Você pode argumentar que ambas são situações de descontrole emocional. Errado: o descontrole é o homem. O controle é o disfarce. Você deve se julgar pelo seu comportamento quando enfrentou a possibilidade da morte ou quando estava a fim da (nome hipotético) Gesileide. Aquela vez que você se escondeu atrás de um poste para ver se ela chegava em casa com alguém. Meia-noite e você atrás do poste, sob o olhar curioso de cachorros e porteiros, fingindo que lia a lista do bicho no escuro. Aquele imbecil - e não esse cidadão adulto, respeitável, razoável, comedido, talvez até com títulos - é você. Tudo o mais é a capa do imbecil essencial. Tudo o mais é fingimento. Você nunca foi tão você quanto atrás daquele poste.
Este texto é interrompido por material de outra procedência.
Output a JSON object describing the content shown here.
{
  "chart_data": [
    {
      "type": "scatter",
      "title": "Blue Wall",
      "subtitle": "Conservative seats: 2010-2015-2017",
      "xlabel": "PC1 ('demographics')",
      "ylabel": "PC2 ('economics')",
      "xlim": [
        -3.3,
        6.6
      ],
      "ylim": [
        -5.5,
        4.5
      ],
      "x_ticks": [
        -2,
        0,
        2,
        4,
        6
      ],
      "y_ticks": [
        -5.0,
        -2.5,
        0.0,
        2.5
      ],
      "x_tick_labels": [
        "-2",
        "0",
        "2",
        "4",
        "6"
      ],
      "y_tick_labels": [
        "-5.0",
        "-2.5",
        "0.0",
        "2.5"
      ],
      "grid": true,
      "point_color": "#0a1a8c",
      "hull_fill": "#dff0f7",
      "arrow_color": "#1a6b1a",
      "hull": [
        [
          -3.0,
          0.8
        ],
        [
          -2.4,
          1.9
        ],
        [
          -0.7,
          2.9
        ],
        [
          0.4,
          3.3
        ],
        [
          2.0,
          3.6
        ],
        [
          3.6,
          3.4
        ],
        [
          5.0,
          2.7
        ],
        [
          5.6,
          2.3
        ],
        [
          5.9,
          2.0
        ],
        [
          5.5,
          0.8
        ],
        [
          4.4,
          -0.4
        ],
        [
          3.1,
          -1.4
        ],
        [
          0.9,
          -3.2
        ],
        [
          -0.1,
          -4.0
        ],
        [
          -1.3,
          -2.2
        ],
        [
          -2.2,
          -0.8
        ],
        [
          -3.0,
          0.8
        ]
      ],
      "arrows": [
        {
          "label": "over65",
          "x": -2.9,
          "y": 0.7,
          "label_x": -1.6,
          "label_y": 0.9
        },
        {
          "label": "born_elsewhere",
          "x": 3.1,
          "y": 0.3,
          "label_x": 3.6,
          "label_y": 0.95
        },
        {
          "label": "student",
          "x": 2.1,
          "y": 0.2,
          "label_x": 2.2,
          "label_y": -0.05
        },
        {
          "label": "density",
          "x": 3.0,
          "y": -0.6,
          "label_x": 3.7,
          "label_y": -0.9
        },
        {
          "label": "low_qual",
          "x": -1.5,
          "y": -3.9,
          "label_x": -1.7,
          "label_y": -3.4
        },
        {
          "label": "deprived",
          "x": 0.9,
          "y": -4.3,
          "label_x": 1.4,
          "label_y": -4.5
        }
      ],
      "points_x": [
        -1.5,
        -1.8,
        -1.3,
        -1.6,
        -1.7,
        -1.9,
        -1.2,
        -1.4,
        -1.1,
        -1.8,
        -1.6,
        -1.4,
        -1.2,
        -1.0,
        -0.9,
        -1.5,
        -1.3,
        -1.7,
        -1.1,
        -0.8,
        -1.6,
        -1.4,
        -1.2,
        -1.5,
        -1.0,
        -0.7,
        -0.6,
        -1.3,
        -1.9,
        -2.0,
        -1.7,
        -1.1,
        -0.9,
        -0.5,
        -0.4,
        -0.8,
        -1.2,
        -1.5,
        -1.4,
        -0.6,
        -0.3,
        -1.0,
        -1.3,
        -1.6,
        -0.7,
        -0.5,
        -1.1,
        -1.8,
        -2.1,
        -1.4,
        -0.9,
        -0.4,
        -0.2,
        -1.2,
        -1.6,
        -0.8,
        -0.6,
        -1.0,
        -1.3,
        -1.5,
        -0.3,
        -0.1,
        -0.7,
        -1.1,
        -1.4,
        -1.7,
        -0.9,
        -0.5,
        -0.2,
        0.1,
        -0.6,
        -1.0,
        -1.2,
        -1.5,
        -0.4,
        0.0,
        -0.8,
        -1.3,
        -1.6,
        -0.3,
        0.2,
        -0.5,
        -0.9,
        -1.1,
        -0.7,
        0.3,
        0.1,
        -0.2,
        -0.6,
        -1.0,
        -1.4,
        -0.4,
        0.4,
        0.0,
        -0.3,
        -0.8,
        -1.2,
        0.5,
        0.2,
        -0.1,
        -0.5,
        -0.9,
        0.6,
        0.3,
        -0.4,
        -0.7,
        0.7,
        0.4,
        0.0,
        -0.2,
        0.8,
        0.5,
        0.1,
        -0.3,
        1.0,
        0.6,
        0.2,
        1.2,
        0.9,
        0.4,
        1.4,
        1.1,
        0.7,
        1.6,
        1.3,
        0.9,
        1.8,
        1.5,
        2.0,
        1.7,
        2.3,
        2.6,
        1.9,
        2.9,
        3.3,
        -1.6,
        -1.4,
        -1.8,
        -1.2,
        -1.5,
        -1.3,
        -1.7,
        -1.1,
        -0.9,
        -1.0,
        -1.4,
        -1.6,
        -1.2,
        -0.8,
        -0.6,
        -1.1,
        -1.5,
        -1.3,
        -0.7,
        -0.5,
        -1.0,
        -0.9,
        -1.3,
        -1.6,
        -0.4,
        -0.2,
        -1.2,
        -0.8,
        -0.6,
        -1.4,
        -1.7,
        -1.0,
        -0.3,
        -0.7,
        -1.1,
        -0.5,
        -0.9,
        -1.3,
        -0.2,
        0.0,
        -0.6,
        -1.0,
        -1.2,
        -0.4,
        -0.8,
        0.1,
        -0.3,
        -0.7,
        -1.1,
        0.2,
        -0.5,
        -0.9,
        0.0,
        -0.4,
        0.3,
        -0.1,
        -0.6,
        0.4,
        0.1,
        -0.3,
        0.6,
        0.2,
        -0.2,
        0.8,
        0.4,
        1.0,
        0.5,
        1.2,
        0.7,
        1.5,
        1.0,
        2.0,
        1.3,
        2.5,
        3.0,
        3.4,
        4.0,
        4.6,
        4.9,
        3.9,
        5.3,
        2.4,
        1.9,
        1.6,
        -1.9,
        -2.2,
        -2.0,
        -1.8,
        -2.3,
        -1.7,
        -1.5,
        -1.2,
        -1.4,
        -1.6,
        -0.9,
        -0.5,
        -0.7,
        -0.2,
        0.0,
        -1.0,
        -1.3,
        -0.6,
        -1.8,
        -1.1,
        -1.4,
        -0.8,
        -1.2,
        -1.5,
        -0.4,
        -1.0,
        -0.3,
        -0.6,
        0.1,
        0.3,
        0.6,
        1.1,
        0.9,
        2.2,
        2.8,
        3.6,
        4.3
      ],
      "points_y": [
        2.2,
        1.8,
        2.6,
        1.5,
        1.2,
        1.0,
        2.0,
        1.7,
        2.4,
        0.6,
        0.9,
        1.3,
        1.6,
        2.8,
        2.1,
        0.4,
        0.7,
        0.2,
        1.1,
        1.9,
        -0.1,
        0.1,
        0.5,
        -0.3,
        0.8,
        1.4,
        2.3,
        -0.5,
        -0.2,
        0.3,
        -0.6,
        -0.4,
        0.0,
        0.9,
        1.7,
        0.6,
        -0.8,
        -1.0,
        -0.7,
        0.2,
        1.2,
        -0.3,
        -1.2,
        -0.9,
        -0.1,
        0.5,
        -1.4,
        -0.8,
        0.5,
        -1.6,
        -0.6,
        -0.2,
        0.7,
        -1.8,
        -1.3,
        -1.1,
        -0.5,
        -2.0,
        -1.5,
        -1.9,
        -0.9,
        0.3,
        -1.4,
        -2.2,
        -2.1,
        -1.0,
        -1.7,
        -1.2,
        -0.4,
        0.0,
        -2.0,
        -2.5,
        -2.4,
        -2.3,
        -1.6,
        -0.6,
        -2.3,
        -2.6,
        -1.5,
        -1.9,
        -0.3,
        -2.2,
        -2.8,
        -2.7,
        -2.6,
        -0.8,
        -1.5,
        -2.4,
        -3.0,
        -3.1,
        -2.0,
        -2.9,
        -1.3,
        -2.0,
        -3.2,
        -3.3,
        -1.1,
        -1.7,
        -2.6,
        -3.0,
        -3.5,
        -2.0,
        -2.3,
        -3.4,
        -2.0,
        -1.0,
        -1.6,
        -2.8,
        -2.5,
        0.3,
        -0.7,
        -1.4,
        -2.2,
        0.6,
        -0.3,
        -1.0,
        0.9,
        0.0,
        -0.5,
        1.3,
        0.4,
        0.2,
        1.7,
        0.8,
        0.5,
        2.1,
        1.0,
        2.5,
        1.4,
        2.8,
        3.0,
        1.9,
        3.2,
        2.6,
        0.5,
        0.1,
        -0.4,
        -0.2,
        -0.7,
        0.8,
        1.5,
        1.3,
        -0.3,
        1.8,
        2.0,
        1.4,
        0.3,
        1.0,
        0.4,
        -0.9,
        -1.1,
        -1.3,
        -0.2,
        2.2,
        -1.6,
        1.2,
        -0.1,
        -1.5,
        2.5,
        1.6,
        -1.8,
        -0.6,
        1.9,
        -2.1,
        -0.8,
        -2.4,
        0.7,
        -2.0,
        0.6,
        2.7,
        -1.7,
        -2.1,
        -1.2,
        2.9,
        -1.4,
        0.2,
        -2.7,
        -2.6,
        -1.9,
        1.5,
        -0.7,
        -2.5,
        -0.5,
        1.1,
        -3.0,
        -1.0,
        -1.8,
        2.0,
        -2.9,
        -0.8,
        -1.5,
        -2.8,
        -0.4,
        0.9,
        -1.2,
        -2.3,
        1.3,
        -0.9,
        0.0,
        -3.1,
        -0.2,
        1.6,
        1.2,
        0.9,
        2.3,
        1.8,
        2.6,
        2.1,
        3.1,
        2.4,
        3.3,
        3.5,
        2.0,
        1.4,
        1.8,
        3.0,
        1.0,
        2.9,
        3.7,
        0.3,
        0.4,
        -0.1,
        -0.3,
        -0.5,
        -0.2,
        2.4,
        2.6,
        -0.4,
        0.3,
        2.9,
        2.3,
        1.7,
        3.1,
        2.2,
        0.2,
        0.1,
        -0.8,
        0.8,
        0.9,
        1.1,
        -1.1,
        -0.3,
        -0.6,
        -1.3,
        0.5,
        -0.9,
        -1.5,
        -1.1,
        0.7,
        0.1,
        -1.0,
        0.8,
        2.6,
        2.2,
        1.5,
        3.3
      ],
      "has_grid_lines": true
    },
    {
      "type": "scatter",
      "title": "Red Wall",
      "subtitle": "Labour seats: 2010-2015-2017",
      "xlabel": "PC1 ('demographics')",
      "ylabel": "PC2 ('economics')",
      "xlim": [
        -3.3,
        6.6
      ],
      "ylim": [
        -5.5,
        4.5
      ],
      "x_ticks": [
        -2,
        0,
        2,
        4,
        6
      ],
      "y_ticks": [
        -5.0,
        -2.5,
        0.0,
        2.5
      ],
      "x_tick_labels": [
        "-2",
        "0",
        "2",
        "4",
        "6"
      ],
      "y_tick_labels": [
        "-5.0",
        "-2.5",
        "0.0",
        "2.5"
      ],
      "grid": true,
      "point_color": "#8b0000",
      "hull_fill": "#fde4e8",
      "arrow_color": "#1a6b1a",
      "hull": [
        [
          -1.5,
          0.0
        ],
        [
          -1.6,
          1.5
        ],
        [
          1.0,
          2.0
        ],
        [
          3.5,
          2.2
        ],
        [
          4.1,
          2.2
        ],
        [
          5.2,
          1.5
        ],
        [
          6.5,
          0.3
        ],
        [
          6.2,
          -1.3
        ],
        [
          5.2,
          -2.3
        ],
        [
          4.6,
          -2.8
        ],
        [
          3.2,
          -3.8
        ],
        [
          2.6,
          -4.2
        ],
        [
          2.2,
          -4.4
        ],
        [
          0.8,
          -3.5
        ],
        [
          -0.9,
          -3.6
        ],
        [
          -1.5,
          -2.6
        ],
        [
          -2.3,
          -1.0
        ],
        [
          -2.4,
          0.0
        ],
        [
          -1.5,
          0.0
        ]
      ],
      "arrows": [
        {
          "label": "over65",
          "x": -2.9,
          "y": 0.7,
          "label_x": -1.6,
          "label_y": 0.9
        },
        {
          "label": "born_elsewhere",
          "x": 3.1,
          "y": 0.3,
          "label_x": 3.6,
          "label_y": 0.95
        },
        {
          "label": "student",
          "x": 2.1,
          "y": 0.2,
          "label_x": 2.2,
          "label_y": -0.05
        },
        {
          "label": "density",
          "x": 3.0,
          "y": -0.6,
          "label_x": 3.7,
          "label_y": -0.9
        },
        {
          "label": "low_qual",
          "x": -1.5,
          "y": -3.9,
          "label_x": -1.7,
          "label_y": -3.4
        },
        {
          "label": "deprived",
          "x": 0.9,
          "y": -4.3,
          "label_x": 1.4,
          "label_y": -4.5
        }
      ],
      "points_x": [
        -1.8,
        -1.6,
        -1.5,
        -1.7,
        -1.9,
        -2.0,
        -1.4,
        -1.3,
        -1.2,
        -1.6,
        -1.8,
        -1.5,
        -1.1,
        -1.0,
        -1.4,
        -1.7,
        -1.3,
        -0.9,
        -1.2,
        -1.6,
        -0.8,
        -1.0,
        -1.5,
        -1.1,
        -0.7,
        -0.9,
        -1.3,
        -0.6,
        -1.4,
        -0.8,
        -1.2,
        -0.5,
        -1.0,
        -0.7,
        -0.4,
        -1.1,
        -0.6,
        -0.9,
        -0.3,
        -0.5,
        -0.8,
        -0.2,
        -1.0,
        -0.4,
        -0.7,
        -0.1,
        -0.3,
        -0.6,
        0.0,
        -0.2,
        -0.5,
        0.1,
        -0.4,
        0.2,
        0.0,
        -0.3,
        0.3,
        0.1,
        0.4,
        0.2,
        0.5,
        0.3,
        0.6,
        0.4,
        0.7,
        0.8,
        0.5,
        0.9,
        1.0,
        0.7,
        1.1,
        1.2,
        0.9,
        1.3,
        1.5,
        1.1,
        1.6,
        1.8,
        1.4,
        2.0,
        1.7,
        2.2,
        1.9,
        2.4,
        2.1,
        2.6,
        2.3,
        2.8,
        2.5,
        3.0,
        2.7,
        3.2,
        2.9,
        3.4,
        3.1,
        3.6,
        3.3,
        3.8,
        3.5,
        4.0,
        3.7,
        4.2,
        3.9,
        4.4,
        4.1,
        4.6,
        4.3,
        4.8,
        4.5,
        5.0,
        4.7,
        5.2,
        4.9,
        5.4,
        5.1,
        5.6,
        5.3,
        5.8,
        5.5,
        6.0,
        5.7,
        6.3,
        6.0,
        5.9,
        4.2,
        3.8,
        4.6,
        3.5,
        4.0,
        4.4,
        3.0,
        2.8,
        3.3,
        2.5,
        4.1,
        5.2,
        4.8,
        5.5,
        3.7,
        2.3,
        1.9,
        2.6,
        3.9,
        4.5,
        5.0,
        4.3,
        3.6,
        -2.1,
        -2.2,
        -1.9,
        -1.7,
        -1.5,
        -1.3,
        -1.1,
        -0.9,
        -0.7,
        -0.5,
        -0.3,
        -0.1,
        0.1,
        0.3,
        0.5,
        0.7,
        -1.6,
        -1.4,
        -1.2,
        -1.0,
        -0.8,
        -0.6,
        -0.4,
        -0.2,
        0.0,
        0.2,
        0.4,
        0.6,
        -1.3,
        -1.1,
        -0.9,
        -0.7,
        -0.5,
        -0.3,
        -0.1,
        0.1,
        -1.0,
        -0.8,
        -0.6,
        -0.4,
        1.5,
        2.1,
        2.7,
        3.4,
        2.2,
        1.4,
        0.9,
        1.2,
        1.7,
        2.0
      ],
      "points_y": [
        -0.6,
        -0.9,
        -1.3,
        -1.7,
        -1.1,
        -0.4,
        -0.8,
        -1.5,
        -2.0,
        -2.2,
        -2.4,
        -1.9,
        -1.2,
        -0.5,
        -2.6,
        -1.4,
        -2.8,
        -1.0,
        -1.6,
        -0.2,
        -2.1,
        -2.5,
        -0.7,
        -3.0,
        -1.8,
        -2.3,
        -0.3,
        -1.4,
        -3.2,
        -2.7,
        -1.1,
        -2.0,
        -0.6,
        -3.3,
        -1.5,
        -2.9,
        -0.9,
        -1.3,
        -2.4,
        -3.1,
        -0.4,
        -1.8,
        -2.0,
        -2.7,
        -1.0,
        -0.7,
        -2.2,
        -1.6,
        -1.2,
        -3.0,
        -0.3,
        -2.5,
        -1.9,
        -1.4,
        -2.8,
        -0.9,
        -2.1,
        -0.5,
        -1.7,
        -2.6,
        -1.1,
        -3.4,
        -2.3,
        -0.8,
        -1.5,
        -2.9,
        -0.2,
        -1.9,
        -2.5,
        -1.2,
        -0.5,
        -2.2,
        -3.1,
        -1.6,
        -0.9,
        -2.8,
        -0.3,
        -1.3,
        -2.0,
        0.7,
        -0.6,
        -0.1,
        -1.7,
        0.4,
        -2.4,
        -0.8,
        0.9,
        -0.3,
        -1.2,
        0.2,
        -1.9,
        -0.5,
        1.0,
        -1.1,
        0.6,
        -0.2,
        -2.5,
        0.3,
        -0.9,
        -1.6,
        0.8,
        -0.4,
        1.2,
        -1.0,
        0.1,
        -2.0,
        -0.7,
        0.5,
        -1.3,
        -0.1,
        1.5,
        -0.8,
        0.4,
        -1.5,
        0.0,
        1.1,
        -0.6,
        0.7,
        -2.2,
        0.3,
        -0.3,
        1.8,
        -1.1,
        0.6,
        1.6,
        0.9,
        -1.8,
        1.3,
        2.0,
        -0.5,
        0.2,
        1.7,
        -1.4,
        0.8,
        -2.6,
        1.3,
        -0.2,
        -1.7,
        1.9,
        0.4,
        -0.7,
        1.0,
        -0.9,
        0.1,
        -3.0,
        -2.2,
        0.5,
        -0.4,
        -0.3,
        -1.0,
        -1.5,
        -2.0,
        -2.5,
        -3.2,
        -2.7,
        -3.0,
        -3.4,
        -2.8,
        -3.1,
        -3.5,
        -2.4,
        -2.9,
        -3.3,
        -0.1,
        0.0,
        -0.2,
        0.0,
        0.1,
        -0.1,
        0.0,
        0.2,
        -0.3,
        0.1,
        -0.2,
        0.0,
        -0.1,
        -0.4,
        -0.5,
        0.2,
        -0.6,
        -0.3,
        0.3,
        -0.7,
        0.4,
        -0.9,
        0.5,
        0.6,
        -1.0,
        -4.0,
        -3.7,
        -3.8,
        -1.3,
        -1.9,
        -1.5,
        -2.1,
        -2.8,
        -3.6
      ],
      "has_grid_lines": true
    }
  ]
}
Pense em tudo o que você já fez para conquistar uma mulher. Os falsos encontros casuais, cuidadosamente arquitetados. Os falsos telefonemas errados, só para ouvir a voz dela ("Telefonei para você? Onde eu estava com a cabeça!"). As bobagens que você disse, tentando impressioná-la. Pior, as bobagens que você ensaiou em casa e disse como se tivesse pensado na hora. O que você lhe escreveu, sem revisão nem autocrítica. Aquele ridículo era você. Os dias e dias que você passou só pensando nela. O país desse jeito, e você só pensando nela. Sem dormir, pensando nela. Tanta coisa para fazer, e você escrevendo o nome dela sem parar... Gesileide, Gesileide, Gesileide. E as mentiras? E a vez que você inventou que era meio-primo do Julio Iglesias?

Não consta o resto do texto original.